Something doesn’t seem quite right. Disinformation is certainly an issue. It is of crucial importance that we all begin to find our feet on the tightrope and stop stumbling over the tripwire of fake news. Ironically it has got to the point where only a conspiracy theorist could deny the prevalence and problem of conspiracy. No, this cause of angst is down to the fact that we keep on swinging the sword of fact again and again at those who have the shield of the post-modern, the post-truth school of thought. Their defences are made of the same material as our weapons, ‘it is easy to recognise, still burnt into the steel, our trademark: Made in CriticalLand’, acknowledges Bruno Latour. What is it they say about fighting fire with fire?

I anticipate a few questions being raised at my connecting of conspiracy to contemporary French philosophy so allow me, or in fact Latour, to connect the dots. ‘What’s the real difference,’ he asks, ‘between conspiracists and a popularised, that is teachable version of social critique?’ Social critiques that sprung from the rise of theory in the 60s and have foundations in the philosophies of Descartes and Kant. ‘I think therefore I am right’ doesn’t quite work as well as the original does it? Indeed, the philosopher’s own work on the construction of facts is part of this thinking that has become malformed through misuse. Latour, of course, answers his own question: ‘In both cases, you have to learn to become suspicious of everything people say… I find something troublingly similar in the structure of the explanation, in first the movement of disbelief and, then, the wheeling of causal explanations coming out of the deep dark below.’ He goes on, ‘What if explanations resorting automatically to power, society, discourse had outlived their usefulness and deteriorated to the point of now feeding the most gullible sort of critique?’ What if. Latour’s rhetorical question asked in 2004 has here, in 2021, found confirmation.

So when Eamonn Holmes, to bring us sharply back down to earth, stands on the side of the 5G conspiracy on daytime television – ’what I don’t accept is mainstream media immediately slapping that down as not true when they don’t know it’s not true’ – is he practicing keen critical insight? Is he the custodian of the truth, a defender of the facts? No. But is he off his rocker, a crazy conspiracist? No. It is just that he is making a tripwire out of a tightrope. He, like so many, is approaching the problem at a right angle, head fixed straight ahead in search of ‘the truth’ and failing to see the real direction, the aim, of the empiricism and skepticism that led him there. What he needs, what we need, is to move away from ‘matters of fact’ and consider instead ‘matters of concern’. 

‘Reality is not defined by matters of fact,’ says Latour, ‘matters of fact are not all that is given in experience.
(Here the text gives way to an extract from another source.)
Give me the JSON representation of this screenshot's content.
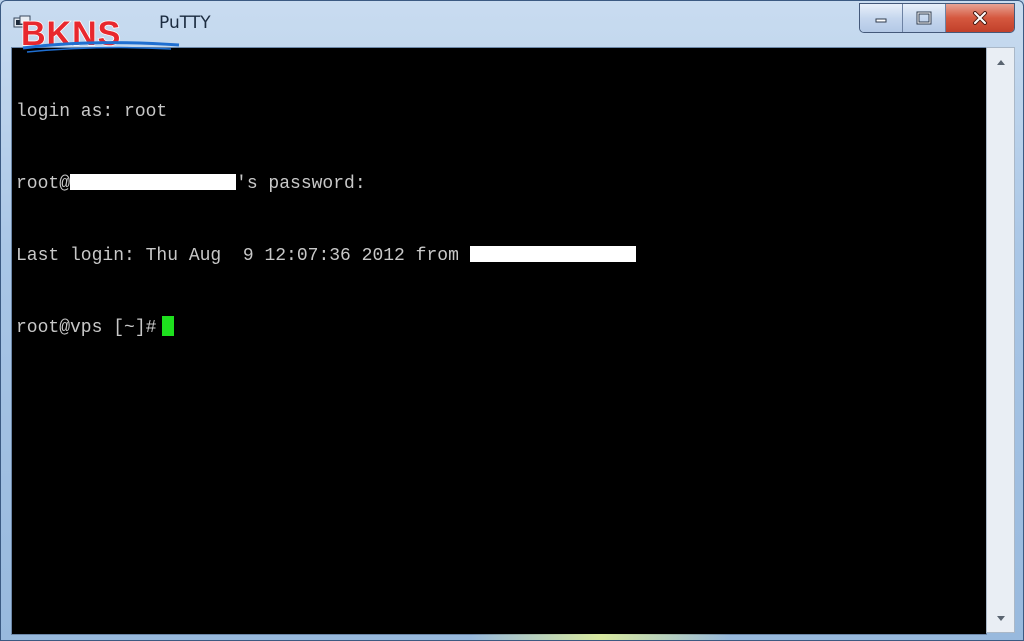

Matters of fact are only very partial and, I would argue, very polemical, very political renderings of matters of concern.’ Today, the word ‘fact’ has become such a loaded term that it has been entirely dislocated from it’s home in empirical, objective truth. As Latour points out, the fact has now become a political tool, malleable in the hands of of ideological pursuit. Strangely, we are now at a point where to concentrate on what is real we must turn away from the direct fact, not ask ourselves what is the deconstructed truth but instead what is the constructive end-point. To ask instead where to turn in order to concentrate on matters of concern and not get bogged down in the detached matters of fact. The tightrope is not stretched aloft. 

Hopefully we can now see why the role of the specialist disinformation reporter is so flawed, so peculiar. We have seen from the Trump presidency alone that fake news pays no attention to the stats; a lie is now an alternative fact. Calling it something different will do nothing to dissuade those who see the established truth as merely a part of the controlling narrative, as a tool used by the powerful and mysterious underworld of global politics. If you are misled by your skepticism to reach the conclusion that everything is not what it seems then you will pay no attention to the person claiming to be a specialist in disinformation. If the premise of your position is that the facts aren’t factual (however misconstrued that may be), being faced with those facts will do nothing to change your mind. We, as a society, will keep walking into that tripwire over and over again because we can’t reorientate ourselves to see it from another angle. 

Tightrope walking isn’t easy. I imagine there’s a lot of falling off involved. But if we fall off we will find ourselves where we are now. It’s just this way, putting one shaky foot in front of the other, we can start to move forward, instead of falling again and again on to the sword of fact.